Barber • Ives
escher string quartet
BIS 2360
1 CD/SACD stereo/surround • 74min • 2019
10.10.2021
Künstlerische Qualität:
Klangqualität:
Gesamteindruck:
Das US-amerikanische Escher String Quartet stellt, nach seiner russischen Greatest-Hits-CD mit slawischen Quartetten (Dvořáks Amerikanisches, Tschaikowskys Nr. 1 und Borodins Nr. 2), nunmehr ein Programm mit international besonders renommierten US-Komponisten vor: das einzige Quartett von Samuel Barber und die zwei Quartette von Charles Ives zuzüglich zweier Beigaben: des ursprünglichen, viel längeren und durchaus gelungenen Finales zum Barber-Quartett und des verrückt anarchistischen Scherzos ,Holding Your Own’ von Ives.

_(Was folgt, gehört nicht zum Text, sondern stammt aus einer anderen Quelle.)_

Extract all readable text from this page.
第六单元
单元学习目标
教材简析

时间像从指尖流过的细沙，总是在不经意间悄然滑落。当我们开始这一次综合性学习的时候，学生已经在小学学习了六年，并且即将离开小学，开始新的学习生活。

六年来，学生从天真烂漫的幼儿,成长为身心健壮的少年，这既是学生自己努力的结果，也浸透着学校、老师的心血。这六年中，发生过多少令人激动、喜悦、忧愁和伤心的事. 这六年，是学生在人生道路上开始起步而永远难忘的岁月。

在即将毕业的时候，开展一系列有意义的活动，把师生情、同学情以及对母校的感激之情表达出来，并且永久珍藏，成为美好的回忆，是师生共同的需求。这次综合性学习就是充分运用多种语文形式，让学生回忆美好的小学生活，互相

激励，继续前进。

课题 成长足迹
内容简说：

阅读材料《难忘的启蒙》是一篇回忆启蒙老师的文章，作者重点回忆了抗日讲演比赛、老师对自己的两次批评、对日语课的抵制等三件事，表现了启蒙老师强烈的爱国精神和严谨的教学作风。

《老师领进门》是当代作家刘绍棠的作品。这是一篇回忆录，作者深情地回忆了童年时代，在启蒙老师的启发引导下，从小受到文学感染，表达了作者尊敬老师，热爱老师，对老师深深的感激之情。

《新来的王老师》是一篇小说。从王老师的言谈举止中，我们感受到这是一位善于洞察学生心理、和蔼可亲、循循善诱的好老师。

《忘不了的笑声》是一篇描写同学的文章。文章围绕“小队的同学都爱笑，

Vorausgeschickt sei, dass die Kombination von Barber mit Ives reichlich absurd ist, und es dürfte kaum etwas geben, was so wenig innere Verwandtschaft wie Barbers wunderbar innig fließendes Adagio und die exzentrischen Tonsatz-Eskapaden von Ives.

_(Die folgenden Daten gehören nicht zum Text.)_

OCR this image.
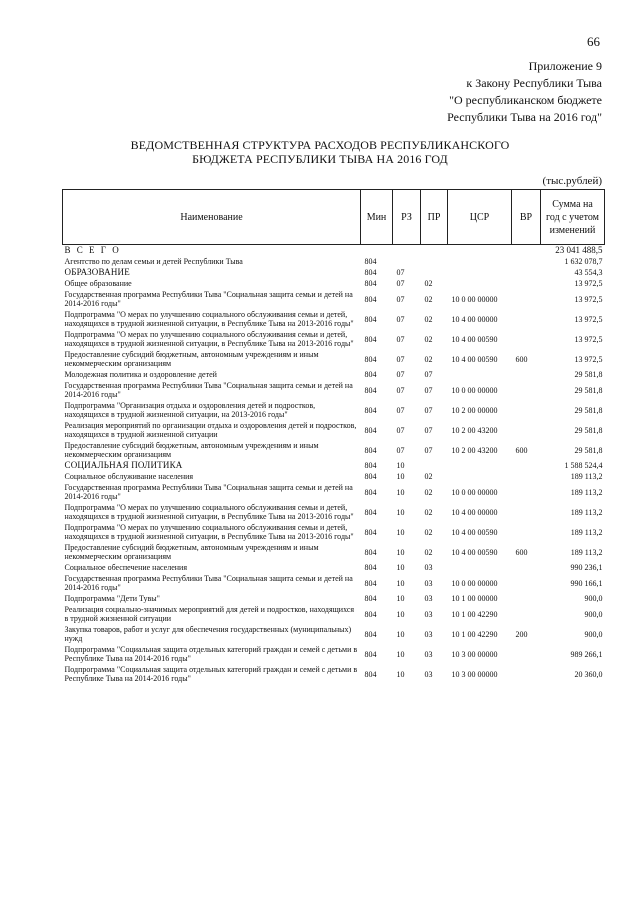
66
Приложение 9
к Закону Республики Тыва
"О республиканском бюджете
Республики Тыва на 2016 год"
ВЕДОМСТВЕННАЯ СТРУКТУРА РАСХОДОВ РЕСПУБЛИКАНСКОГО
БЮДЖЕТА РЕСПУБЛИКИ ТЫВА НА 2016 ГОД
(тыс.рублей)
Наименование	Мин	РЗ	ПР	ЦСР	ВР	Сумма на
год с учетом
изменений

В С Е Г О						23 041 488,5
Агентство по делам семьи и детей Республики Тыва	804					1 632 078,7
ОБРАЗОВАНИЕ	804	07				43 554,3
Общее образование	804	07	02			13 972,5
Государственная программа Республики Тыва "Социальная защита семьи и детей на 2014-2016 годы"	804	07	02	10 0 00 00000		13 972,5
Подпрограмма "О мерах по улучшению социального обслуживания семьи и детей, находящихся в трудной жизненной ситуации, в Республике Тыва на 2013-2016 годы"	804	07	02	10 4 00 00000		13 972,5
Подпрограмма "О мерах по улучшению социального обслуживания семьи и детей, находящихся в трудной жизненной ситуации, в Республике Тыва на 2013-2016 годы"	804	07	02	10 4 00 00590		13 972,5
Предоставление субсидий бюджетным, автономным учреждениям и иным некоммерческим организациям	804	07	02	10 4 00 00590	600	13 972,5
Молодежная политика и оздоровление детей	804	07	07			29 581,8
Государственная программа Республики Тыва "Социальная защита семьи и детей на 2014-2016 годы"	804	07	07	10 0 00 00000		29 581,8
Подпрограмма "Организация отдыха и оздоровления детей и подростков, находящихся в трудной жизненной ситуации, на 2013-2016 годы"	804	07	07	10 2 00 00000		29 581,8
Реализация мероприятий по организации отдыха и оздоровления детей и подростков, находящихся в трудной жизненной ситуации	804	07	07	10 2 00 43200		29 581,8
Предоставление субсидий бюджетным, автономным учреждениям и иным некоммерческим организациям	804	07	07	10 2 00 43200	600	29 581,8
СОЦИАЛЬНАЯ ПОЛИТИКА	804	10				1 588 524,4
Социальное обслуживание населения	804	10	02			189 113,2
Государственная программа Республики Тыва "Социальная защита семьи и детей на 2014-2016 годы"	804	10	02	10 0 00 00000		189 113,2
Подпрограмма "О мерах по улучшению социального обслуживания семьи и детей, находящихся в трудной жизненной ситуации, в Республике Тыва на 2013-2016 годы"	804	10	02	10 4 00 00000		189 113,2
Подпрограмма "О мерах по улучшению социального обслуживания семьи и детей, находящихся в трудной жизненной ситуации, в Республике Тыва на 2013-2016 годы"	804	10	02	10 4 00 00590		189 113,2
Предоставление субсидий бюджетным, автономным учреждениям и иным некоммерческим организациям	804	10	02	10 4 00 00590	600	189 113,2
Социальное обеспечение населения	804	10	03			990 236,1
Государственная программа Республики Тыва "Социальная защита семьи и детей на 2014-2016 годы"	804	10	03	10 0 00 00000		990 166,1
Подпрограмма "Дети Тувы"	804	10	03	10 1 00 00000		900,0
Реализация социально-значимых мероприятий для детей и подростков, находящихся в трудной жизненной ситуации	804	10	03	10 1 00 42290		900,0
Закупка товаров, работ и услуг для обеспечения государственных (муниципальных) нужд	804	10	03	10 1 00 42290	200	900,0
Подпрограмма "Социальная защита отдельных категорий граждан и семей с детьми в Республике Тыва на 2014-2016 годы"	804	10	03	10 3 00 00000		989 266,1
Подпрограмма "Социальная защита отдельных категорий граждан и семей с детьми в Республике Тыва на 2014-2016 годы"	804	10	03	10 3 00 00000		20 360,0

Das Originalfinale ist die Sache wert
In Barbers Quartett fällt mir leider im ersten Satz (und dem daran anknüpfenden attacca-Finale zum Adagio auf, dass die Tempi nicht klar empfunden sind und sich daher auch nicht eindeutig kommunizieren, dass oftmals Notenwerte willkürlich verkürzt sind oder eben nur wirklich am Notenbeginn ein klares Bewusstsein über die Tonbildung vorhanden ist, und überhaupt kein Bewusstsein für eine übergeordnet zusammenhängende Gestaltung der teils scharf kontrastierenden Abschnitte besteht. Nicht einmal im berühmten Adagio, dem Herzstück des Ganzen, ist die Gestaltung bezwingend, auch wenn die Bewältigung der kraftvoll zu ziehenden langen Töne durchaus technisch beeindruckend ist. Erfreulich ist jedoch, dass das exzellente ursprüngliche Finale hier auf hohem technischen Niveau eingespielt ist. Alleine dieses Finale auf solchem Niveau hören zu können, ist die Anschaffung der CD wert.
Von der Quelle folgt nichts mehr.